A poco más de un año de haber sufrido una dura derrota electoral en el Colegio de Abogados de Lomas de Zamora, La Cámpora intentó conseguir a través de un golpe institucional lo que no obtuvo en las urnas.
El Colegio de Abogados de Lomas de Zamora representa a más de 7 mil profesionales matriculados en ese departamento Judicial y fue visualizado por el núcleo duro del camporismo –Wado de Pedro, Mariano Recalde y el propio Julián Alvarez-, como el inicio de un progresivo copamiento de la Justicia que se coronó con el sonoro fracaso de la “Reforma Judicial”, que logró enfrentar al kirchnerismo con una corporación que hasta el desembarco de los camporistas trataba al Gobierno con algodones.
La nueva maniobra fallida se inició cuando los integrantes de la Agrupación Azul y Blanca de Julián Álvarez, intentaron convocar por su cuenta a una sesión del Consejo Directivo de la institución, ignorando a los representantes del Frente Plural, el sector que encabeza Molea y que el año pasado aplastó a los camporistas, pese a los ingentes recursos públicos que dilapidaron en la elección.
El golpe
La jugada se venía preparando hace semanas, cuando los camporistas lograron sumar a dos consejeros a los dos que obtuvieron en la pasada elección. Para conseguir ese pase, Wado de Pedro presionó directamente al intendente de Lomas de Zamora y candidato a diputado nacional del Frente Para la Victoria, Martín Insaurralde, jefe político de los dos consejeros que se cambiaron de agrupación.

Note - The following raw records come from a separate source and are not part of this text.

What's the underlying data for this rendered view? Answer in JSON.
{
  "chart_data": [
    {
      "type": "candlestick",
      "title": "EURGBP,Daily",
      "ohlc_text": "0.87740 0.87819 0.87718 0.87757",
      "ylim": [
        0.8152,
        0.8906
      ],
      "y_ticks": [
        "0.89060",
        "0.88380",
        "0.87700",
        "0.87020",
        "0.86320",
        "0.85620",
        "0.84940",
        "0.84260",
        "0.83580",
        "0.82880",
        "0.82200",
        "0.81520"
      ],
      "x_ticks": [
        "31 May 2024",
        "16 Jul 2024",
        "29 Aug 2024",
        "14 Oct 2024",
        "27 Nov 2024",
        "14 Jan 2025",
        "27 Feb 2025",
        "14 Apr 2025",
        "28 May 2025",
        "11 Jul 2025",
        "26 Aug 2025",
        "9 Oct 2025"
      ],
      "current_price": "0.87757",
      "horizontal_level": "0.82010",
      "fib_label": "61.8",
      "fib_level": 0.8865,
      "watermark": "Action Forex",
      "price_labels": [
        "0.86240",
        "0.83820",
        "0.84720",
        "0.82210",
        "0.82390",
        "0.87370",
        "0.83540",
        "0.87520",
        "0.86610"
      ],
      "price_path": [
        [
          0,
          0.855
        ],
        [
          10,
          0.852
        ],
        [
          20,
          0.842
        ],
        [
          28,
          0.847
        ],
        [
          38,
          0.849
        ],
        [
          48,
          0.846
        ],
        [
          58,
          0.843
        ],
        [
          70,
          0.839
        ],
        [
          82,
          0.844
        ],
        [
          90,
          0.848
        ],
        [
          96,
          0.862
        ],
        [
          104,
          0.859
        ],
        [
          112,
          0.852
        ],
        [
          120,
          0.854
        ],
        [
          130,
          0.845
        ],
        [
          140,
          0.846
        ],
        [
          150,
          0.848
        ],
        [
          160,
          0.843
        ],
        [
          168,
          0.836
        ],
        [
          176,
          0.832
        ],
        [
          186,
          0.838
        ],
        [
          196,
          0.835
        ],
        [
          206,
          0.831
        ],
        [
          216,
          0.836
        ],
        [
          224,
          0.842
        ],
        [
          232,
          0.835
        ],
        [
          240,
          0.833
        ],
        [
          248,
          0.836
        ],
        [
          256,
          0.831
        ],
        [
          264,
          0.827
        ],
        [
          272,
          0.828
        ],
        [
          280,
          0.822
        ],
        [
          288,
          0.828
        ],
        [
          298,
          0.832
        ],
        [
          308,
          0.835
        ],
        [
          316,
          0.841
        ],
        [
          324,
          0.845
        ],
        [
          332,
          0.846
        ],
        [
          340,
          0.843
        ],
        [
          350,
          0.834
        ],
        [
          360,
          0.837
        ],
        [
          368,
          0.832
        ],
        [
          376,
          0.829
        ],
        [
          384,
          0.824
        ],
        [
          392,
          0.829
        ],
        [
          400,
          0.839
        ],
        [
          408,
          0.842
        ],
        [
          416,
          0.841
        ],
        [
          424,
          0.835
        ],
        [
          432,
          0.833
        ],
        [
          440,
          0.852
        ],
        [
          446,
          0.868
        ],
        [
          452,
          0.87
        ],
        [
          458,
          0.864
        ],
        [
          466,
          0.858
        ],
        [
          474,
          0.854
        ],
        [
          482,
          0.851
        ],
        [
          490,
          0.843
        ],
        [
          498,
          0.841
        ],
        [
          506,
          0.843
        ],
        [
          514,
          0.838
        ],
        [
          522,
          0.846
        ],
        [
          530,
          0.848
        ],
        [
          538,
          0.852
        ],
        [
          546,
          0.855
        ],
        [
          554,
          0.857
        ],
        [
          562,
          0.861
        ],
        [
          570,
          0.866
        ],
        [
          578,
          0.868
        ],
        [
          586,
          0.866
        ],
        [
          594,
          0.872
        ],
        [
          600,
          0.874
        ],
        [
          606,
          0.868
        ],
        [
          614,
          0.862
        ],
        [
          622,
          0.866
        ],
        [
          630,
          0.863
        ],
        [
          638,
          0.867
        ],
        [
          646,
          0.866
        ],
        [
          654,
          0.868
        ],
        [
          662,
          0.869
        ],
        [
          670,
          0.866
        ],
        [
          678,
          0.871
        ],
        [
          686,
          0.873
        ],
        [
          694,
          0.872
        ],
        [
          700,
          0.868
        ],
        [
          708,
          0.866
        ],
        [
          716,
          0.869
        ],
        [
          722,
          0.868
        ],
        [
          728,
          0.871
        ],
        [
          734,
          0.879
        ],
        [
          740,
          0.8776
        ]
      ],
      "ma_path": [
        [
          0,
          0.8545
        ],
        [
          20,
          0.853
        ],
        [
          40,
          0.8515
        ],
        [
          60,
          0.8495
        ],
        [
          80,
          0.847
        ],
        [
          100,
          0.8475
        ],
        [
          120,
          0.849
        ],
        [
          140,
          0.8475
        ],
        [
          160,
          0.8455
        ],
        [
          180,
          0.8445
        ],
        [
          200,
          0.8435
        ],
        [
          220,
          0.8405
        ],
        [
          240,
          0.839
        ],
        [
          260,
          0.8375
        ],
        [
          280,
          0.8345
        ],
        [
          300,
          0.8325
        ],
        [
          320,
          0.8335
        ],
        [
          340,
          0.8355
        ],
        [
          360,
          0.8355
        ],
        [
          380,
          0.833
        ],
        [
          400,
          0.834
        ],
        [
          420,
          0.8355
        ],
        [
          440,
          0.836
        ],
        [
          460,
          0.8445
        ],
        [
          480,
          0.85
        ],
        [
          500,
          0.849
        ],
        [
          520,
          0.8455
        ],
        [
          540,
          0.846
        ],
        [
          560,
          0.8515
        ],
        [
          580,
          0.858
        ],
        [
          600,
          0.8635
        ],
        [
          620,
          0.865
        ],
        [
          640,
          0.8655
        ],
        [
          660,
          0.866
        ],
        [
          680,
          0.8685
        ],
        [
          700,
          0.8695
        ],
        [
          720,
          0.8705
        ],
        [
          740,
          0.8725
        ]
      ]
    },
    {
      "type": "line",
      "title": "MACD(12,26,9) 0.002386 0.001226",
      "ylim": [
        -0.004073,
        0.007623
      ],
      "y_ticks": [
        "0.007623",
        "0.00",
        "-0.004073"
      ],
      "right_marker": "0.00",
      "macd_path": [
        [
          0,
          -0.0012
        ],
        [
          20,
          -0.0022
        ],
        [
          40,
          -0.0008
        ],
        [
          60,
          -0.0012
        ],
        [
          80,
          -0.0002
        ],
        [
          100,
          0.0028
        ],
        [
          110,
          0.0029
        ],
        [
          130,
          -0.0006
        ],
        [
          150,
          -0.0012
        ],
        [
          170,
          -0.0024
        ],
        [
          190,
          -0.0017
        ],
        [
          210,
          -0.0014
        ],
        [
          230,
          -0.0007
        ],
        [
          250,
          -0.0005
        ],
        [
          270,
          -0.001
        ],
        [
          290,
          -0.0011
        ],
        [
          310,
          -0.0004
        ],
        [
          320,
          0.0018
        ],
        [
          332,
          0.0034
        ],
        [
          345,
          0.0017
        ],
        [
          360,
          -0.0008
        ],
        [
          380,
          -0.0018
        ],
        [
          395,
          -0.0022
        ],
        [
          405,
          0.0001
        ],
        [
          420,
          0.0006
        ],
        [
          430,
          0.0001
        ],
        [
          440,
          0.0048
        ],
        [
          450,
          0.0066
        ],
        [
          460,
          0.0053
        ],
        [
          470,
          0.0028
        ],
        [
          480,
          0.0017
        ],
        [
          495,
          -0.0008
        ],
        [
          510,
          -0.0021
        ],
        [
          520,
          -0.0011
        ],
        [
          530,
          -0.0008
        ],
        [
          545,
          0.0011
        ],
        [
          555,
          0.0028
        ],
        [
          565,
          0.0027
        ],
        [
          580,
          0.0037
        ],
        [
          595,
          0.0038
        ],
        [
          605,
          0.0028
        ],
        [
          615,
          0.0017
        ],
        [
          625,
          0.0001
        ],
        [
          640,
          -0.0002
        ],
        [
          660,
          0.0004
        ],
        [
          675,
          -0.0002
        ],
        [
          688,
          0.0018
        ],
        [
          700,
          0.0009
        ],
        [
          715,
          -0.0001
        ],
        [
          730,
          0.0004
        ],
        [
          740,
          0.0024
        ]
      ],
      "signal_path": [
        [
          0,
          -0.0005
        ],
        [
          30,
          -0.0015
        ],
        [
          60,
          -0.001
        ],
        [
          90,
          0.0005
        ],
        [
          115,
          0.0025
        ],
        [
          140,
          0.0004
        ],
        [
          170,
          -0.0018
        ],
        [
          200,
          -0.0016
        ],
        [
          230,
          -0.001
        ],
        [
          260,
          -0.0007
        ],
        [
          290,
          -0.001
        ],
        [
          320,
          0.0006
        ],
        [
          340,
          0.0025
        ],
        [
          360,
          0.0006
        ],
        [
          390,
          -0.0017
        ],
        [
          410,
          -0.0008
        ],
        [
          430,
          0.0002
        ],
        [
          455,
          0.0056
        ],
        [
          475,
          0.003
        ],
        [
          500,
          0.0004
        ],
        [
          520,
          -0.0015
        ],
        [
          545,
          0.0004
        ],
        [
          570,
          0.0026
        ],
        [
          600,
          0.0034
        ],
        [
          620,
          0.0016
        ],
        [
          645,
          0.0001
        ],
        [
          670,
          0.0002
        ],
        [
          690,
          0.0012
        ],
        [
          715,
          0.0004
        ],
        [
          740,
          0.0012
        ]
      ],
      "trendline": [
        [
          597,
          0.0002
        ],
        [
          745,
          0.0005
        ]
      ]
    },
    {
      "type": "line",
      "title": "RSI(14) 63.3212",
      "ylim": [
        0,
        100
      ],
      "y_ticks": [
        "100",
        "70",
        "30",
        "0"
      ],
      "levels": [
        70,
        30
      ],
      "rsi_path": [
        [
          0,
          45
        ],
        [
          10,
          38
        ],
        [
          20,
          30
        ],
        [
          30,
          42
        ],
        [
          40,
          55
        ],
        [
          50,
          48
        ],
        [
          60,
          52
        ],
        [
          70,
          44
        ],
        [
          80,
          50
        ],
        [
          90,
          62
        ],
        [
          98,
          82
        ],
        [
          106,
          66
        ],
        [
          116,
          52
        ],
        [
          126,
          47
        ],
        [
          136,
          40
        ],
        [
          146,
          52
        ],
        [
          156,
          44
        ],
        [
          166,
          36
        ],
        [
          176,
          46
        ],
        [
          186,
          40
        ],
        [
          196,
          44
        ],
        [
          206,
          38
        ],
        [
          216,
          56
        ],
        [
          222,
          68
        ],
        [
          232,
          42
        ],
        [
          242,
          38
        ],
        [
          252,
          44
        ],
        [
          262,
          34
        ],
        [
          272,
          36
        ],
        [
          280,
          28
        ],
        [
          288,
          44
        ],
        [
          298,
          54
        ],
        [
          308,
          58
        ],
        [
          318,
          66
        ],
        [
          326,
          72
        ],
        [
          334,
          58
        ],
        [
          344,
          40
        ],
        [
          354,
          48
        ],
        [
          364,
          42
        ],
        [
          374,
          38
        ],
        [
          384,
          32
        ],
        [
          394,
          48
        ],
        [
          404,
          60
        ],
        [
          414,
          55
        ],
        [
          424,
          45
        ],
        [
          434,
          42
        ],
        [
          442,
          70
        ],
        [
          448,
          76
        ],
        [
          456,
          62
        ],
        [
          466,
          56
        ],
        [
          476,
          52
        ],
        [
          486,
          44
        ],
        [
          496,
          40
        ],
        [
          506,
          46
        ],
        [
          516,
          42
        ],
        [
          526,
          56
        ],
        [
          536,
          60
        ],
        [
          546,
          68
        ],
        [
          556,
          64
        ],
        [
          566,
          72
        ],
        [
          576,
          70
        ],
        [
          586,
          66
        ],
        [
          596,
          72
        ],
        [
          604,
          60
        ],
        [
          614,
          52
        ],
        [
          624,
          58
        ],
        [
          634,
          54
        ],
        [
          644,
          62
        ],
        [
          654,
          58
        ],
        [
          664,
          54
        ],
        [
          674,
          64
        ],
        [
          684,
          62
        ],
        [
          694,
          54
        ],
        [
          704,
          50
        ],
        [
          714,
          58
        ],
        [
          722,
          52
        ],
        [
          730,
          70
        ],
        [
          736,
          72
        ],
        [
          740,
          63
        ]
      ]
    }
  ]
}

Insaurralde tuvo históricamente una buena relación con Molea, pero las presiones del camporismo fueron insoportables. Así, los consejeros liderados por Víctor Matassi, secretario de Justicia y Derechos Humanos del Municipio y vicepresidente del consejo –cargo al que había accedido como integrante de la lista encabezada por Molea-, intentó llevar adelante una sesión a la que también quisieron incorporar a los dos consejeros suplentes de la opositora agrupación camporista para llegar a los seis representantes. La operación se frustró por el desconocimiento del reglamento del Colegio de Abogados y la impericia de sus ejecutores. Es que el artículo 26 establece que ante la ausencia de un consejero titular, éste sólo puede ser reemplazado por un suplente que haya accedido al cargo como integrante de la misma lista.
Los seis consejeros quedaron atrapados, entonces, en una encrucijada entre la imposibilidad reglamentaria y las órdenes furibundas de Julián Álvarez. Ante la desesperación por la “misión abortada”, comenzaron a realizar llamados a algunos consejeros del Frente Plural, que, con un previo pedido de reserva de identidad, confesaron haber sido tentados con cargos en organismos oficiales a cambio de votar contra la conducción de Molea.
La oferta de espacios y contratos en la administración pública se transformó en parte de la estrategia política de Julián Álvarez –como hicieron en las malogradas elecciones de la Universidad de Derecho de la UBA-.
Los planes del viceministro
La jugada, más allá de que fue “vendida” a la Casa Rosada como parte del operativo de escarmiento contra los massistas, esconde en rigor un plan personal del viceministro de Justicia: Su intención de ser el próximo intendente de Lanús, lo que le trajo no pocos cortocircuitos con el actual jefe comunal, Darío Díaz Pérez, que es uno de los intendentes más leales a la Casa Rosada.
Julián Alvarez imagina que el control del Colegio de Abogados de Lomas –con influencia en la matrícula de Lanús- es el trampolín ideal para posicionarse como aspirante fuerte a la intendencia del vecino municipio.
En ese marco, no repara en gastos al punto de contratar un servicio de telemarketer, regalar libros e intentar construir un colegio paralelo, disfrazado de centro de servicios, donde brinda cursos gratuitos y al que obligó a asistir a Insaurralde para inaugurarlo.